As college tuition continues to rise in America, many student look to AP classes as an affordable way to receive college credits before graduation. Additionally, AP courses are known to prepare students for the rigor of college-level work. 

“Many of the skills taught in these courses help with college level courses in respect to critical thinking, applying, writing and analysis of material,” said Mrs. White. “Even so, one of my goals is to continue to have fun and create a fun learning environment. We still do simulations, debates [and] role play activities like any other course at RV, that is something that you do not do in college. So why not enjoy an AP class and receive college credit for it at the same time?”

RV currently offers 18 AP classes, from AP Environmental science to AP Calculus. The courses length may vary but tend to be 27 weeks long and are 7.5 credits; although some courses like APUSH 1 and AP Psychology are 18 weeks long and are five credits. 

Taking an AP course means that it will most likely be involved in your career path. These types of courses will help you decide if a particular subject is still something you find interesting and if it’s worth your own time. There are many different opinions on AP classes, worth it or not, but there are also many different types of students. The decision of passing and failing an AP class is up to the student and whether or not they themselves want to put in the effort.

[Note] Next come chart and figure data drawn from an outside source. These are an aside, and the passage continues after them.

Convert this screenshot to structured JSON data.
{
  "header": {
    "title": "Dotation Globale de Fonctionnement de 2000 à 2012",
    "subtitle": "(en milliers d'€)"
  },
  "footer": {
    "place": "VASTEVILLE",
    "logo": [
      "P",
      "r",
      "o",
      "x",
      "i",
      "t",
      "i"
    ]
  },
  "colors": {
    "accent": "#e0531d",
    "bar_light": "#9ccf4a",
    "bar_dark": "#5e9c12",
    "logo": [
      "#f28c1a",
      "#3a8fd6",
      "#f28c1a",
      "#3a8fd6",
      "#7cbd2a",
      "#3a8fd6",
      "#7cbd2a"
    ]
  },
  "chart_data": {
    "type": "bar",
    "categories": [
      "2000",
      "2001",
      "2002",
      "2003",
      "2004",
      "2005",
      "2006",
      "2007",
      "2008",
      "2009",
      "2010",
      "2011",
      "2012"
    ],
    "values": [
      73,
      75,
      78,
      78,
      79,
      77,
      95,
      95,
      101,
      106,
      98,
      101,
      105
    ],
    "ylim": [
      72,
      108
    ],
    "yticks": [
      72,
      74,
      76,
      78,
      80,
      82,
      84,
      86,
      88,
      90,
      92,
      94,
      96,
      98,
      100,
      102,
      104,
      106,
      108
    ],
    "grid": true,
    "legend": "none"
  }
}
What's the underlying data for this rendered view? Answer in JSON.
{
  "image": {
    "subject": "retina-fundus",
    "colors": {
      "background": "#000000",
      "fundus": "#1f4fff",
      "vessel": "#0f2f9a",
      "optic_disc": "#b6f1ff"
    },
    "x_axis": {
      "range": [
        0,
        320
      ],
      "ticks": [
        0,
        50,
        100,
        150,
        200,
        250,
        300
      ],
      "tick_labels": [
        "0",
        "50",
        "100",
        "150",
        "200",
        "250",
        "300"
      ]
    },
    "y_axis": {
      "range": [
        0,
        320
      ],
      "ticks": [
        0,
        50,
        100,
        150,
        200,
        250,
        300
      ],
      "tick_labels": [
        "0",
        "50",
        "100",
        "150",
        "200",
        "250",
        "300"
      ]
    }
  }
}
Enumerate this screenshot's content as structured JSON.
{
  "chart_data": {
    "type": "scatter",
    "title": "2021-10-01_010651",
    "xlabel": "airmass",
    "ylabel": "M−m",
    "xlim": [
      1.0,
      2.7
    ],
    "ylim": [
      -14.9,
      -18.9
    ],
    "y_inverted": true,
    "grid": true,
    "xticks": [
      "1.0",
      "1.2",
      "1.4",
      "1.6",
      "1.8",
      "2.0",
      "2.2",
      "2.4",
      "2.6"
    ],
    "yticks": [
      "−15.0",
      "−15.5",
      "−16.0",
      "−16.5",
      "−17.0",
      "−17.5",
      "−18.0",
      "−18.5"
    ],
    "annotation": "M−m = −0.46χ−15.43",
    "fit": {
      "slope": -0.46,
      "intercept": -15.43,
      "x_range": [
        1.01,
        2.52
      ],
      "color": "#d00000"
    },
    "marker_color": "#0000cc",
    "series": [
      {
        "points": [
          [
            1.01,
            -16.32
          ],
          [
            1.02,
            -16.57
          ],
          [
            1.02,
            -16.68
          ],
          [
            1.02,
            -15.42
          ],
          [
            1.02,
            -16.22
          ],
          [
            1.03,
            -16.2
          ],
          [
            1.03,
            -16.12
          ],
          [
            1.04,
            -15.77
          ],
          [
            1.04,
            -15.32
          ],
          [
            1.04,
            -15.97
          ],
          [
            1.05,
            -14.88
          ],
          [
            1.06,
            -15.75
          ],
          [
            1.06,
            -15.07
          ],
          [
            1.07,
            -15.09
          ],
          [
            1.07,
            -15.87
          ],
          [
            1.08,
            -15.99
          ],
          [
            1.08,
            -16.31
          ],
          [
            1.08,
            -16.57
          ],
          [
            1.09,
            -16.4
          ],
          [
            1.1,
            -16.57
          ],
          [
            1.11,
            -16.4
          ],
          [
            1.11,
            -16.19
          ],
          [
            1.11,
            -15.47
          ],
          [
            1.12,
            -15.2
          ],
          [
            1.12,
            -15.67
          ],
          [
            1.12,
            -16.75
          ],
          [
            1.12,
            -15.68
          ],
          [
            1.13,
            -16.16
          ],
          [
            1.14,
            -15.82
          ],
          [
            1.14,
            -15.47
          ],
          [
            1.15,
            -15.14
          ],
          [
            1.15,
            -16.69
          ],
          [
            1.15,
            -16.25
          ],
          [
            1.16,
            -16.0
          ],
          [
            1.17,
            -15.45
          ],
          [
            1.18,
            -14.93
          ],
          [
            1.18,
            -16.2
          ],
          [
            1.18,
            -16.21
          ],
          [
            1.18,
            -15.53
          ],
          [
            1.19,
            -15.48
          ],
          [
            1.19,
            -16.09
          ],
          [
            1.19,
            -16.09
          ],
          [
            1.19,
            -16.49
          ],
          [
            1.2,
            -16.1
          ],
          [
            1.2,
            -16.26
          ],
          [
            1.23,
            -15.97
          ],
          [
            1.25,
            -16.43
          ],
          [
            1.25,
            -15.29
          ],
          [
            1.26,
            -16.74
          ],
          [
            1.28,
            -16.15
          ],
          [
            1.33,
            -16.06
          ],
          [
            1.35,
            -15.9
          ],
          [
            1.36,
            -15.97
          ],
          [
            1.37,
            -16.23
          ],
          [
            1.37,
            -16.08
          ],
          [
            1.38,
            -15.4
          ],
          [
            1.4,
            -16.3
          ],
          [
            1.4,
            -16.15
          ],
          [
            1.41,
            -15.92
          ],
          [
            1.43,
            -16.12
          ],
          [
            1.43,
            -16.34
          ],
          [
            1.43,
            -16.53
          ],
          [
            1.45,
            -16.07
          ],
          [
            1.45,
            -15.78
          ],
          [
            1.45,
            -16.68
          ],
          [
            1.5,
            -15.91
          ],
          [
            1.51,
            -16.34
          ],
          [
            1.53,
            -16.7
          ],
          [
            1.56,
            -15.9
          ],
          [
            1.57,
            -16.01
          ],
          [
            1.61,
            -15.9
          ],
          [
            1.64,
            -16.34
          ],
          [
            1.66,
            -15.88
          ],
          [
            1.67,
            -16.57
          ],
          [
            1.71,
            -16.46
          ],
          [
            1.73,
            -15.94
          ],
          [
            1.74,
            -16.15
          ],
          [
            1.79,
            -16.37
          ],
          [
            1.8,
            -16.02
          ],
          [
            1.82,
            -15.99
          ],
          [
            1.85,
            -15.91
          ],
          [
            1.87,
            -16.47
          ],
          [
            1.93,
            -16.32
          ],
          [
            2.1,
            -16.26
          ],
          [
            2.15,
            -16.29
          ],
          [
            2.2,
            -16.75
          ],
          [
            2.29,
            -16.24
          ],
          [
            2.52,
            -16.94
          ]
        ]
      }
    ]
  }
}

“With the rigors of AP courses comes a lot of stress, and they may not be appropriate for all students,” according to the Baraboo National Republic, a local newspaper out of Madison, Wisconsin. “Students should not load up on AP classes just for the sake of increasing their weighted GPA, especially for courses of low-interest.”

“AP classes do tend to be a bit more stressful, and give students a bit more homework than other classes,” said sophomore Matthew Wood. “But they also make students more prepared for college, as they are forced to create good habits like finishing projects on time, which will likely help students out throughout their lifetime. Stress management is also likely to be a good skill to have during college, as a student’s stress will likely only increase as they graduate high school and college.” 

RV also has a CAP (College Accelerated Program), which “offers students enrolled in select courses an opportunity to earn both high school and college credit,” according to the RV Program of Studies. Some courses that are offered through the CAP program are AP Biology, AP Calculus, AP Chemistry, AP English Lang and Comp, AP European History and many more. RV also offers a number of foreign language AP courses for students passionate about language learning.

“Because AP classes have to meet the standard of the AP exams, they are quite rigorous in comparison to CP/ACC/Honors courses,”  said senior Brinda Patel. “Some of them may also be longer than a semester and it may be harder to achieve the grades you are used to getting in lower-level classes. That being said, I do think AP classes are worth the time, effort, and cost.”

Many AP courses end in the AP exam, which is usually given in May. The cost for the exam is typically $95, according to College Board, the organization responsible for AP coursework and exams. There are waivers and accommodations, but for many students, the responsibility of cost falls to them.

“At the end of this year, I will have taken seven AP classes at RV, all of which I enjoyed because of how much more in-depth we go into the subject,” said Patel. “ I think the most important reason for why AP classes are worth it is because of the college credit you can get by scoring well on AP exams or through CAP credit. While AP classes may not replace major classes in college, they may help reduce the number of electives you have to take, saving you time and money in college.”